Utilising CT technology, rostra specimens of three sawfish species were scanned to create 3D models. A virtual wind tunnel was then used to imitate their movement in water, revealing that the rostrum’s hydrodynamic shape causes minimal disturbance to the surrounding water.

“The hydrodynamic nature of their rostra makes any movement barely detectable in water,” said lead investigator A/Prof Phil Clausen. “We were surprised at how fast the motion was – our modelling clearly shows that with a lateral swipe, by the time the sword reaches the prey, it’s already too late.

“Our work also shows moving the rostrum a few centimetres above the ground creates almost no disturbance at all, which would make stirring the river or sea bed difficult,” he said.

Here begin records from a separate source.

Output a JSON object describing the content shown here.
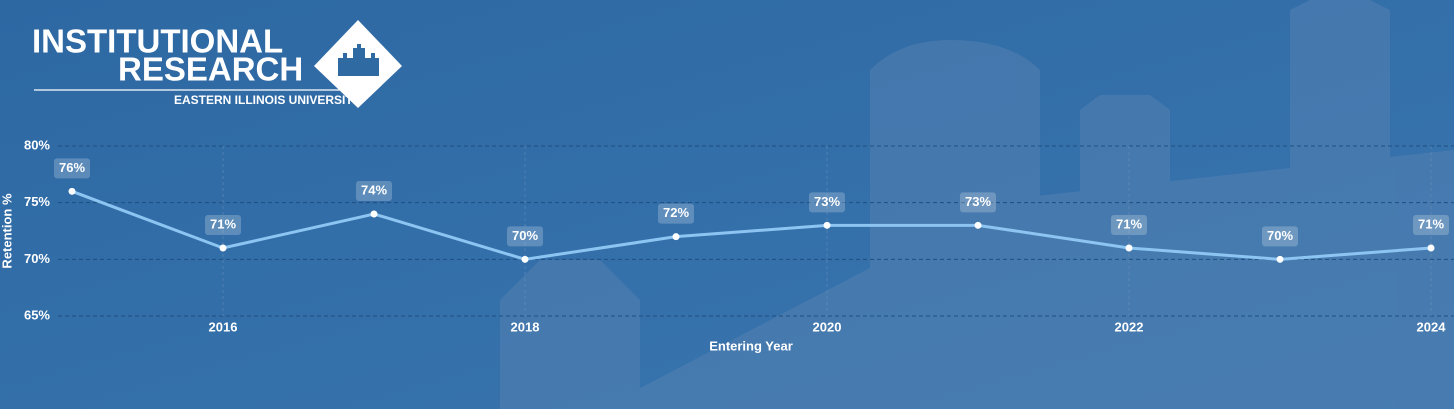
{
  "header": {
    "logo_line1": "INSTITUTIONAL",
    "logo_line2": "RESEARCH",
    "logo_sub": "EASTERN ILLINOIS UNIVERSITY"
  },
  "chart_data": {
    "type": "line",
    "x_label": "Entering Year",
    "y_label": "Retention %",
    "x": [
      2015,
      2016,
      2017,
      2018,
      2019,
      2020,
      2021,
      2022,
      2023,
      2024
    ],
    "series": [
      {
        "name": "Retention",
        "color": "#8cc4f2",
        "values": [
          76,
          71,
          74,
          70,
          72,
          73,
          73,
          71,
          70,
          71
        ],
        "value_labels": [
          "76%",
          "71%",
          "74%",
          "70%",
          "72%",
          "73%",
          "73%",
          "71%",
          "70%",
          "71%"
        ]
      }
    ],
    "xlim": [
      2015,
      2024
    ],
    "xticks": [
      2016,
      2018,
      2020,
      2022,
      2024
    ],
    "ylim": [
      65,
      80
    ],
    "yticks": [
      {
        "value": 65,
        "label": "65%"
      },
      {
        "value": 70,
        "label": "70%"
      },
      {
        "value": 75,
        "label": "75%"
      },
      {
        "value": 80,
        "label": "80%"
      }
    ],
    "grid": true
  }
}
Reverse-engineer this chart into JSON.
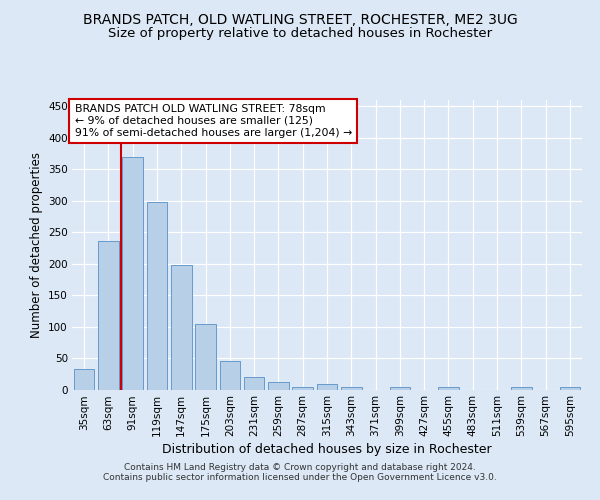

Co-author and Director of Sharks and Rays Australia, Dr Barbara Wueringer, explained that “the shape of the rostrum is likely to reduce noise in the water, increasing the ability of sawfishes to detect minute vibrations caused by prey during their lateral swipes. The results of our work will help us with a better understanding of their habits and ultimately help us improve our conservation efforts,” she said.

Co-author A/Prof David Morgan from the Centre for Fish and Fisheries Research at Murdoch University has tagged hundreds of sawfish in the Fitzroy River, and worked closely with indigenous ranger groups in the area. “We have encountered instances of hunters removing the rostra as a kind of trophy,” he said. “The findings of our study show just how instrumental sawfish rostra are for their survival, and we would urge the few remaining human population centres that have sawfishes inhabiting their local waters to address this destructive phenomenon.”